Alors que les prédictions alarmistes fleurissent dans la presse, nous promettant la prise de pouvoir des robots sur les hommes, l'Observatoire des Métiers de la Banque, instance paritaire de la profession, produit (avec le cabinet Athling) un rapport utile afin d'évaluer de manière objective les impacts de l'intelligence artificielle sur le secteur.
Il ne sera pas question ici de synthétiser cet immense travail, dont, notamment, ses analyses détaillées des évolutions de compétences qu'imposera l'introduction de l'IA sur 9 métiers spécifiques. Je vous laisse plutôt le soin de le parcourir [PDF]. En revanche, je souhaite m'attarder et musarder sur deux ou trois des grandes conclusions qui en sont tirées : le foisonnement des projets dans les banques, l'idée qu'il reste du temps pour s'adapter et l'ampleur des transformations auxquelles il faut se préparer.
Tout d'abord, revenons donc sur l'état des lieux réalisé auprès des grandes institutions financières françaises, qui laisse entrevoir une explosion du nombre d'initiatives en cours. Cependant, l'étude nous confirme immédiatement qu'il s'agit essentiellement d'expérimentations, menées sur des périmètres circonscrits, ressortant le plus souvent de l'optimisation et de l'automatisation de processus existants (et rarement au plus haut de l'échelle de la sophistication technologique), en dehors de toute vision stratégique. Tous les ingrédients sont prêts pour une catastrophe à venir…
Il suffit en effet de combiner cette situation avec le sentiment rassurant, et difficilement contestable, que la véritable révolution de l'intelligence artificielle est encore lointaine pour créer un excès de confiance pernicieux et tragique, qui ressort déjà dans certains discours.
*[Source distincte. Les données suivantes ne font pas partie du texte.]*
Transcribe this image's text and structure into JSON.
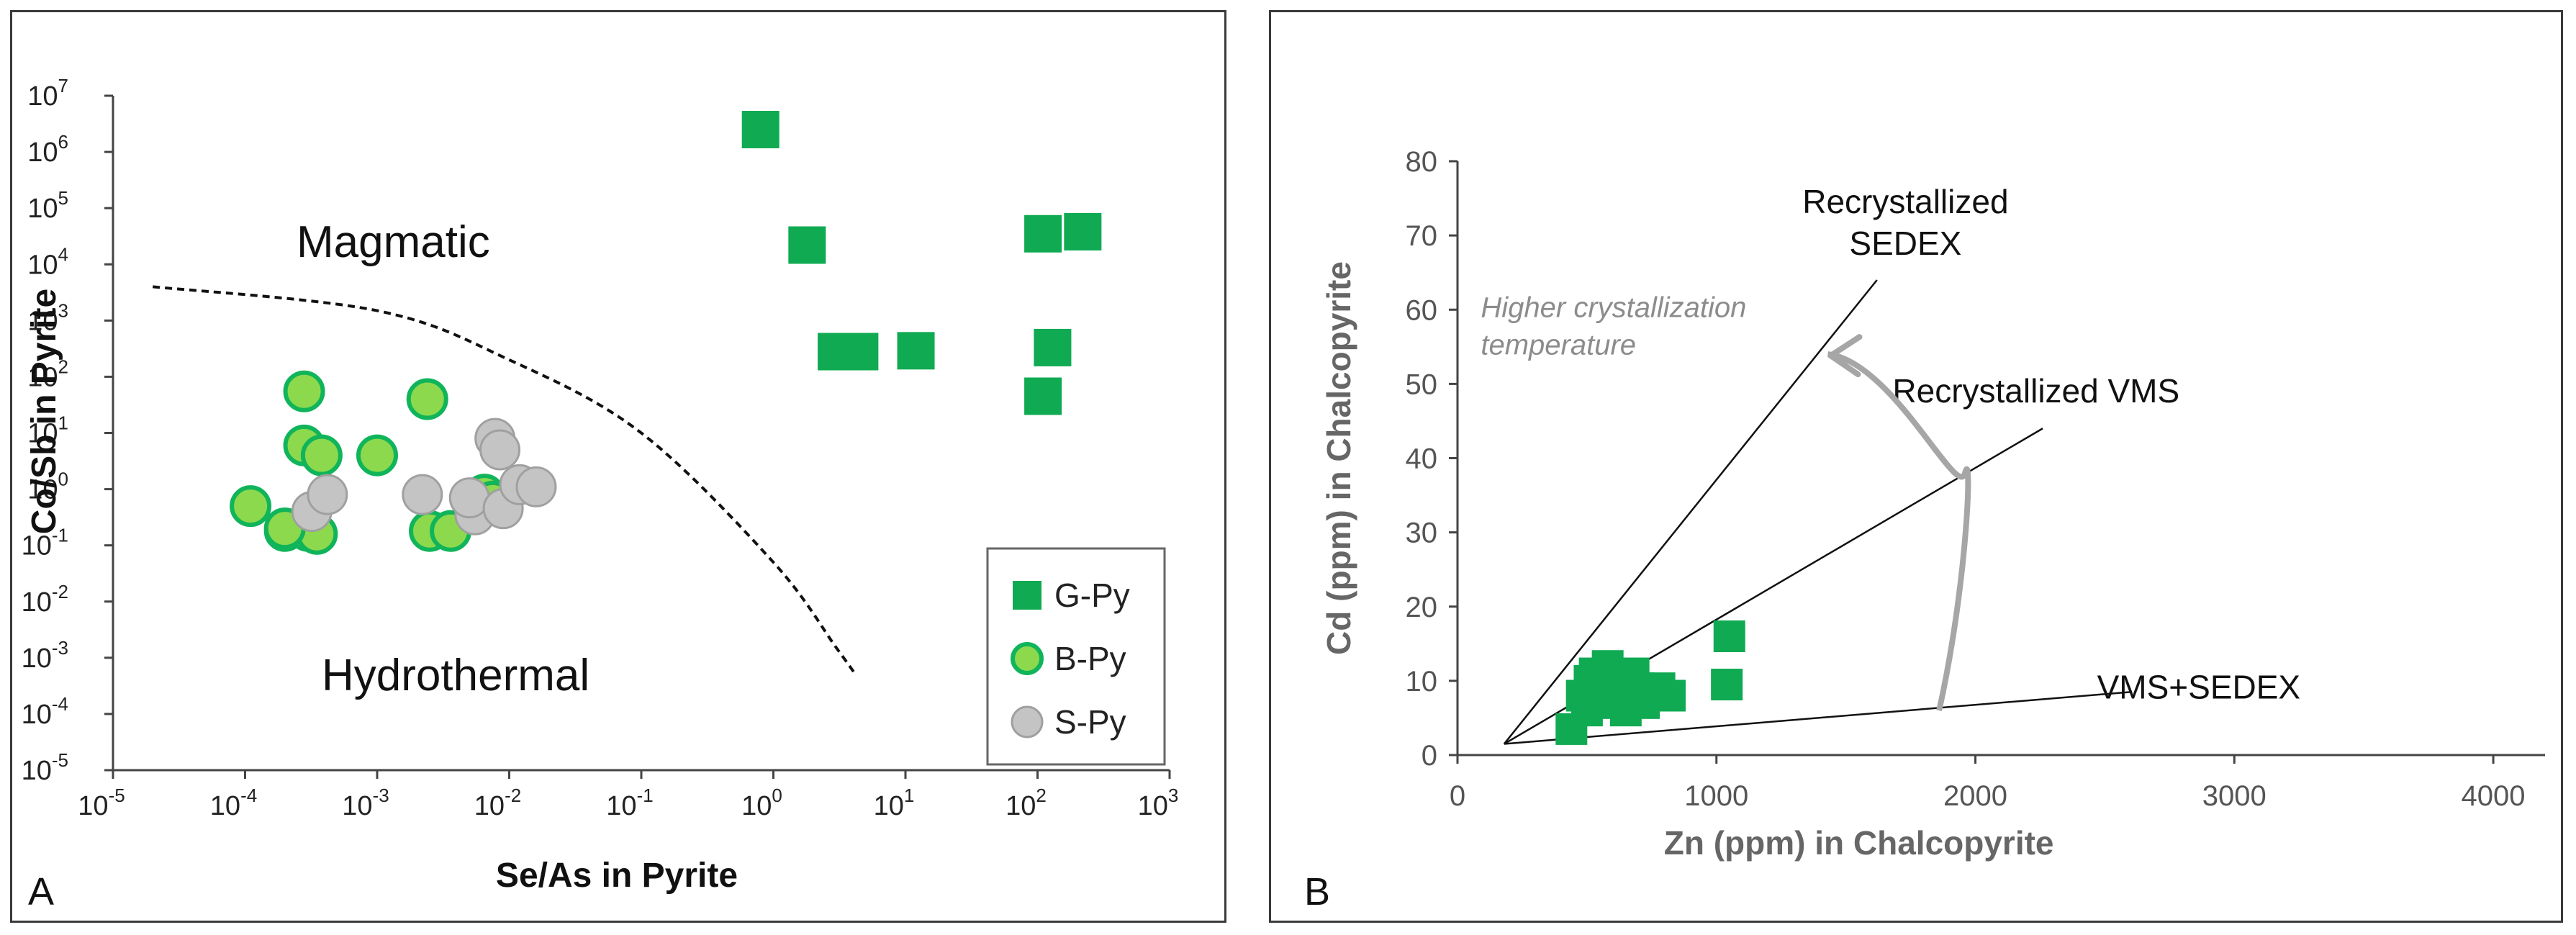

Le risque n'est pas tant de se laisser surprendre par une transition plus rapide que prévue (ce qui ne peut être totalement exclu) que d'oublier que, face à des enjeux d'une telle dimension, rappelés par l'Observatoire, l'improvisation n'est pas de mise.
J'affirme donc avec force qu'il ne faut plus perdre de temps et que les banques devraient établir dès maintenant leurs plans pour la généralisation de l'intelligence artificielle dans leurs activités. Certes, l'exercice est extrêmement complexe, ne serait-ce que parce que les incertitudes règnent. Il faut alors envisager différents scénarios, en imaginer les conséquences et en déduire les actions qu'il conviendra d'entreprendre.
En se pliant à cette discipline, on se rendra probablement compte que certains changements seront dramatiques s'ils ne sont pas anticipés longtemps avant qu'ils ne surviennent. Naturellement, les effectifs des banques seront directement affectés et, sachant la difficulté qu'il y a toujours à faire évoluer les collaborateurs et leurs compétences (avec la culture d'entreprise), ils constituent une priorité absolue. Il faudrait donc arrêter de répondre à leurs angoisses (amplifiées par les organisations syndicales) par des paroles lénifiantes et commencer à les prendre en compte sérieusement.
Qu'ils croient ou non que l'intelligence artificielle bouleversera les métiers de la banque, qu'ils la prédisent pour demain ou dans 20 ans, la responsabilité des dirigeants des institutions financières est de disposer d'une stratégie qui leur permette d'affronter, sereinement et avec la coopération de tous, les différentes hypothèses susceptibles de se réaliser. Ne pas s'en préoccuper ou attendre pour agir qu'elles deviennent plausibles reviendrait à créer aujourd'hui les conditions futures d'une catastrophe prévisible.